The *arbitrators* in the previous section only allocated an application to OoO if it showed potential for either memoization or speedup. This could lead to unfair allocation of the lone OoO resource to individual applications. Figure 12 illustrates time spent by the OoO executing each constituent benchmark in a 8:1 configuration. The maxSTP arbitrator unfairly favors one application while starving



Figure 12: Utilization of the OoO per benchmark in a workload mix for the 8:1 configuration

others, which might be unacceptable in a given system. The SC-MPKI reduces overall OoO utilization, but is still prone to favoring some benchmarks over others. Under equal resource distribution in an 8:1 configuration, every benchmark should be allowed at least 1/8 time on OoO, or in other words, none should be allowed more than a 12.5% share. A fair arbitrator on a traditional Het-CMP will assign individual benchmarks in a mix to OoO in round-robin order, as shown in Figure 12. However, as shown in Figure 13,





Figure 13: Overall evaluation for fair schedulers compared to Homo-OoO and InO CMPs

such an arbitrator incurs the energy penalty of utilizing the OoO at a 100% without the performance benefits. This is because some benchmarks inherently don't achieve speedups on an OoO as shown in previous sections. Additionally, migrating between cores at every interval boundary incurs very high performance and energy costs. The SC-MPKI-fair arbitrator minimizes this unnecessary migration, while maintaining a notion of fairness. As described in Section 3.2.3, it avoids migrating the next application in line to the OoO if it already experiences sufficient speedups from memoization. It thus achieves both performance and energy benefits (Figure 13) while ensuring that no benchmark occupies more than 1/8th of OoO time (Figure 12). Benchmarks experience <12.5% utilization of OoO with SC-MPKI-fair not because of starvation but because the arbitrator found them highly memoizable, and at their turn decided to conserve energy by turning off the OoO instead. Thus Mirage Cores can ensure energy-savings even while maintaining fairness between applications unlike a traditional Het-CMP.



Figure 14: Area-neutral comparison of an 8:1 *Mirage Cores* configuration with a 5:3 traditional H-CMP

## 5.4 An Area Neutral Study

Hitherto, the *Mirage Cores* architecture was compared to an equivalent n:1 CMP of traditional cores. Figure 14 shows how the 8:1 configuration compares to an approximately area-neutral one with 3 *OoO* and 5 *InO* cores. Incidentally, this was picked by Kumar et.al [24] as the best Het-CMP configuration with traditional cores. We assume instantaneous transfer cost for this experiment. As observed, having 2 more *OoO* cores not only results in a 20% higher

energy consumption for the 5:3 CMP, it is also slower by 23% as compared to using 1 *OoO* core as a schedule producer.

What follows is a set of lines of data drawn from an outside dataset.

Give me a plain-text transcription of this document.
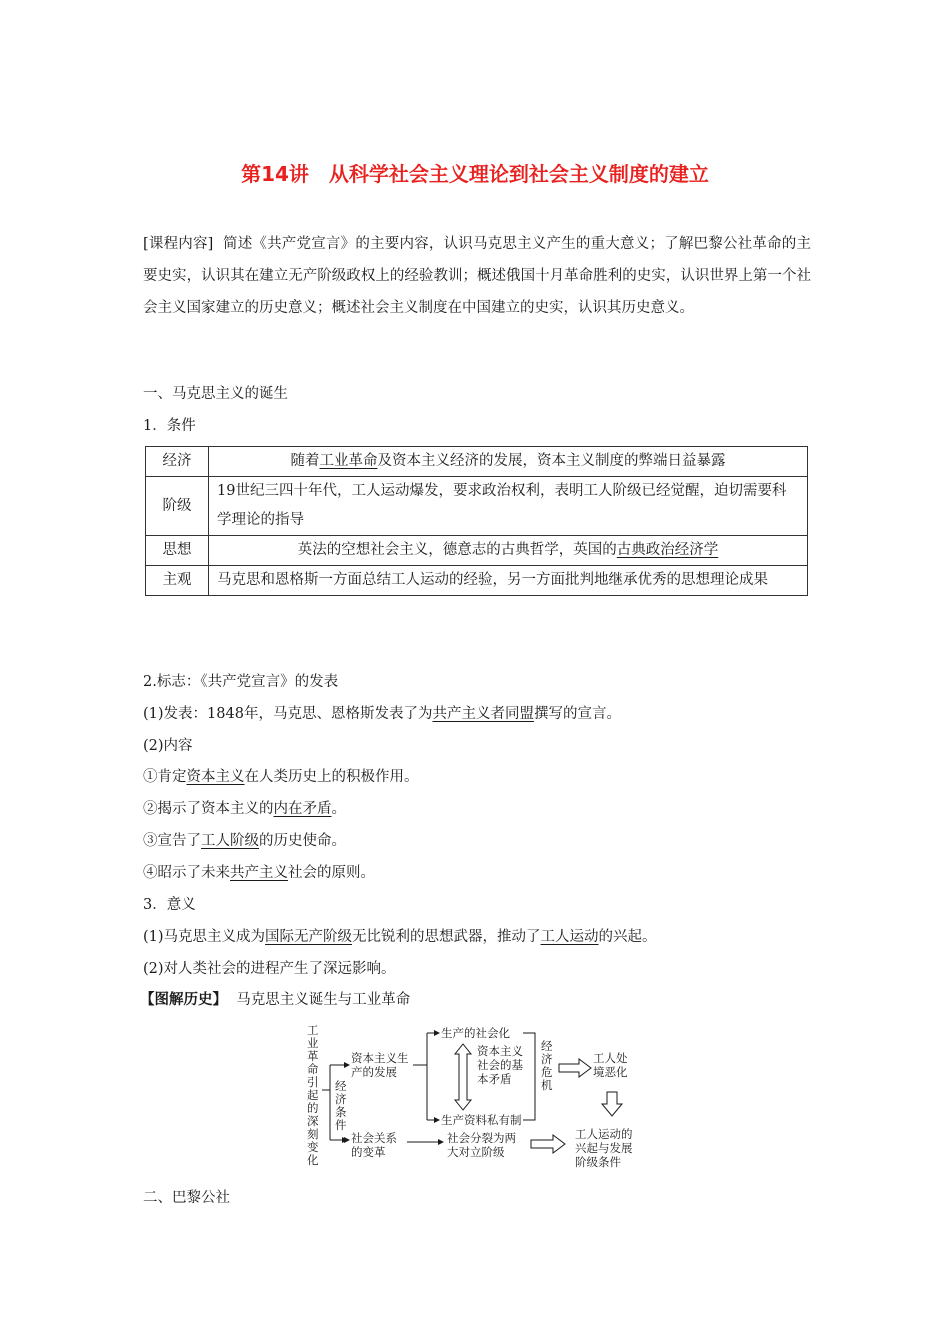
第14讲　从科学社会主义理论到社会主义制度的建立
[课程内容] 简述《共产党宣言》的主要内容，认识马克思主义产生的重大意义；了解巴黎公社革命的主要史实，认识其在建立无产阶级政权上的经验教训；概述俄国十月革命胜利的史实，认识世界上第一个社会主义国家建立的历史意义；概述社会主义制度在中国建立的史实，认识其历史意义。
一、马克思主义的诞生
1．条件
经济	随着工业革命及资本主义经济的发展，资本主义制度的弊端日益暴露
阶级	19世纪三四十年代，工人运动爆发，要求政治权利，表明工人阶级已经觉醒，迫切需要科学理论的指导
思想	英法的空想社会主义，德意志的古典哲学，英国的古典政治经济学
主观	马克思和恩格斯一方面总结工人运动的经验，另一方面批判地继承优秀的思想理论成果
2.标志：《共产党宣言》的发表
(1)发表：1848年，马克思、恩格斯发表了为共产主义者同盟撰写的宣言。
(2)内容
①肯定资本主义在人类历史上的积极作用。
②揭示了资本主义的内在矛盾。
③宣告了工人阶级的历史使命。
④昭示了未来共产主义社会的原则。
3．意义
(1)马克思主义成为国际无产阶级无比锐利的思想武器，推动了工人运动的兴起。
(2)对人类社会的进程产生了深远影响。
【图解历史】 马克思主义诞生与工业革命
工
业
革
命
引
起
的
深
刻
变
化
经
济
条
件
资本主义生
产的发展
生产的社会化
生产资料私有制
资本主义
社会的基
本矛盾
经
济
危
机
工人处
境恶化
社会关系
的变革
社会分裂为两
大对立阶级
工人运动的
兴起与发展
阶级条件
二、巴黎公社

Figure 15: Transfer costs associated with Mirage Cores

# 5.5 Cost of Core Migration

Het-CMPs that allow an application to switch between cores incur the cost of draining and refilling its pipeline and cache state. In Section 2 we observed this overhead was dominated by L1 cache refill at 4 µseconds on average. Mirage Cores faces the additional penalty of migrating the contents of an 8KB SC, which on a 2GBPS, 32B bus is approximated at ~1000 cycles. Figure 15 breaks transfer cost per benchmark category into these components. It also shows the frequency of migration initiated by SC-MPKI. The HPD category of benchmarks are expectedly migrated to OoO more frequently for the sake of schedule production, while the LPD category do tend to remain on the InO. Overall we observe that the transfer overheads in Mirage Cores's execution tend to be insignificant at 0.15%.

## 6 DISCUSSION

In this paper Mirage Cores was evaluated for SPEC 2006 as it represents a wide range of single-threaded applications that run on general purpose cores and stress a system's memory, processor and compiler. We consider multi-application workloads for our evaluation to showcase how Mirage Cores reacts to heterogeneity across application behaviors and more importantly, exploits it to gain higher energy savings, as proven in Section 5.2.2. Mirage Cores can potentially enable energy-efficient execution for multi-threaded programs as well. If threads perform homogeneous work, the OoO core can be used to memoize a single thread's repeatable phases and distribute it among all InOs in its cluster, thus speeding up all threads with one memoization attempt. As shown in previous work, the OoO can also be used to speed up bottlenecks, long running threads and critical sections [3, 25] as well as help provide QoS guarantees for long tail latencies [37]. The arbitrator could be augmented with thread criticality and runtime predictors [5, 10] to make better scheduling decisions. Although server workloads favor Mirage Cores' architecture style with less aggressive OoOs and more throughput [14], they tend to have much bigger instruction footprints, with more irregular fetch patterns. Currently in our design, memoization is dynamically detected based on repetitive fetch patterns and the architectural configurations are tuned for short, predictable phases. More evaluation would be required to judge these workloads' proclivity for memoization, and the most



suited core and cache configurations to serve them. A quantitative analysis on multithreaded workloads is in the scope of future work.

#### 7 RELATED WORKS

This section surveys prior work in three broad areas relevant to *Mirage Cores*'s design.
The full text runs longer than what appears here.